Prescott wrote:
Who cares. It's women's basketball.
Me.
I began my media career working at a local radio station doing girls basketball games back in 1976 (yes that station was ahead of the curve by highlighting girls sports way back then).
I've had a fondness for girls (or womens) basketball ever since.
Foster is not the greatest coaching mind to have on a bench, and he's not the best recruiter, either. He has gotten much of the talent now on this team because of his assistants as much as anyone.
That said, he's done a remarkable job of changing his way of coaching from a plodding, half-court offense to the athletic group that now runs the court for the Buckeyes.
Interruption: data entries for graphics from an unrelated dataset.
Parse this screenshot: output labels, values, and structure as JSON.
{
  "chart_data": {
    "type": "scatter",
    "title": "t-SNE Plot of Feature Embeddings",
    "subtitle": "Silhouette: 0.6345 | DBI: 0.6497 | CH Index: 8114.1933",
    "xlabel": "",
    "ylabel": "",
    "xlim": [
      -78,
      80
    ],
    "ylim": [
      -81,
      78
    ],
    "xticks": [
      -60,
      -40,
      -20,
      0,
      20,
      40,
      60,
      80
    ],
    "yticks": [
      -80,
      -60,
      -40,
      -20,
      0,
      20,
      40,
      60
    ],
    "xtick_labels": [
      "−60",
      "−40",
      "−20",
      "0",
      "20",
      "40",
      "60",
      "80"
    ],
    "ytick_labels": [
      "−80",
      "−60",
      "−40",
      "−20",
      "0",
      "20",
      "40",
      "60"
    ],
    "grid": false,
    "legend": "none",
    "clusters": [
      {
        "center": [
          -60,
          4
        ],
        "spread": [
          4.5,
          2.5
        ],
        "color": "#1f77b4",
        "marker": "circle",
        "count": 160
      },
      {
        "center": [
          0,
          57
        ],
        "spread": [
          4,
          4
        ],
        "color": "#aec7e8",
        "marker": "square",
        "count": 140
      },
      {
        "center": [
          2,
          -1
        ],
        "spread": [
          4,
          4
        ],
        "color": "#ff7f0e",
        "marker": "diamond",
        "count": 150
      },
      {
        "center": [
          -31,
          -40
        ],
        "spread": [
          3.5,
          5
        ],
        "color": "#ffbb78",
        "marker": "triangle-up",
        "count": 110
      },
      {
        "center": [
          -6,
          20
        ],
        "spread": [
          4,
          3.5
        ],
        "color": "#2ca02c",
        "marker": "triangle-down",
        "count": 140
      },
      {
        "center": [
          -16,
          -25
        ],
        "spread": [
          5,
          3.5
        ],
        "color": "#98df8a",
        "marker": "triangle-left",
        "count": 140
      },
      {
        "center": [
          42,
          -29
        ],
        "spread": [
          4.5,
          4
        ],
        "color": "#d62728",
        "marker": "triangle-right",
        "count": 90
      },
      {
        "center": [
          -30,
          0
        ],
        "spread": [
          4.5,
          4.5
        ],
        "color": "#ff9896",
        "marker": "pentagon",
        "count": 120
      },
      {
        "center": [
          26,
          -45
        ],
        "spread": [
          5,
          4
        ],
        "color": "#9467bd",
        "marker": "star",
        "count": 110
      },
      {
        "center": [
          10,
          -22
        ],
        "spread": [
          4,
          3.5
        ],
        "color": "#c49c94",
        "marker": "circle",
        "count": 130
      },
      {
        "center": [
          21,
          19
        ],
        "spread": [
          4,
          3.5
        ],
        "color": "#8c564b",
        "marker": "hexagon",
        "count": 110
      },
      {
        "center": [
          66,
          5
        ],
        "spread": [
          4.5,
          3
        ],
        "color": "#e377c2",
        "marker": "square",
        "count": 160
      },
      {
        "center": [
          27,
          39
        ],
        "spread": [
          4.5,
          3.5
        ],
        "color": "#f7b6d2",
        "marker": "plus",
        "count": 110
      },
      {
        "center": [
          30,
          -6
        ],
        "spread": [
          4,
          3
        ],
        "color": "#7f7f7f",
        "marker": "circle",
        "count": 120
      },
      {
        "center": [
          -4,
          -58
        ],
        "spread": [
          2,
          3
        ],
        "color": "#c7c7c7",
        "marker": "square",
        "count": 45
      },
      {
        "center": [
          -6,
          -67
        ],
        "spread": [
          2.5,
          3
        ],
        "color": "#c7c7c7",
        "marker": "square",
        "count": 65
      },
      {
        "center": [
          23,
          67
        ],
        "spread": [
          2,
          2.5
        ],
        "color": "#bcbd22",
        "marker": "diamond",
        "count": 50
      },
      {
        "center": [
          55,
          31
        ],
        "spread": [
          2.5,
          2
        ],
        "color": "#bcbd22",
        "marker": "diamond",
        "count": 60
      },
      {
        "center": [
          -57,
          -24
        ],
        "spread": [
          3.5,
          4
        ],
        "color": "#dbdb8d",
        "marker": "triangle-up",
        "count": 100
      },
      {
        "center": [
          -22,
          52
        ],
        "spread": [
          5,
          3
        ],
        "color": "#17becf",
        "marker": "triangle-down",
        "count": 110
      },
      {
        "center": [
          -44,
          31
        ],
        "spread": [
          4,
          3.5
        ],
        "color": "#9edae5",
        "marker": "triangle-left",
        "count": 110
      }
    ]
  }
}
I never thought he'd do that, and we'd have to see him fired before he'd go kicking and screaming into the 21st Century of women's basketball. So he gets major points from me for that, alone.
Now he has to find a way to best use the talent he has acquired the past three years, and that includes making better use of his guards to drive the lane, and develop better defense down low (two things that killed them with Duke, along with just being really sloppy at handling the ball).
Ohio State SHOULD be a major national power in women's basketball every year, especially given the wealth of talent that the state develops most years.
Amazingly, Foster has improved his roster not by tapping into that talent so much as bringing in out of state jewels to go with a few homegrown ones (like Lavender) he does get to stay home.
I honestly don't expect Ohio State to win a national title under Foster, but I do think one is in their future IF Ohio State makes the right hire when Foster retires.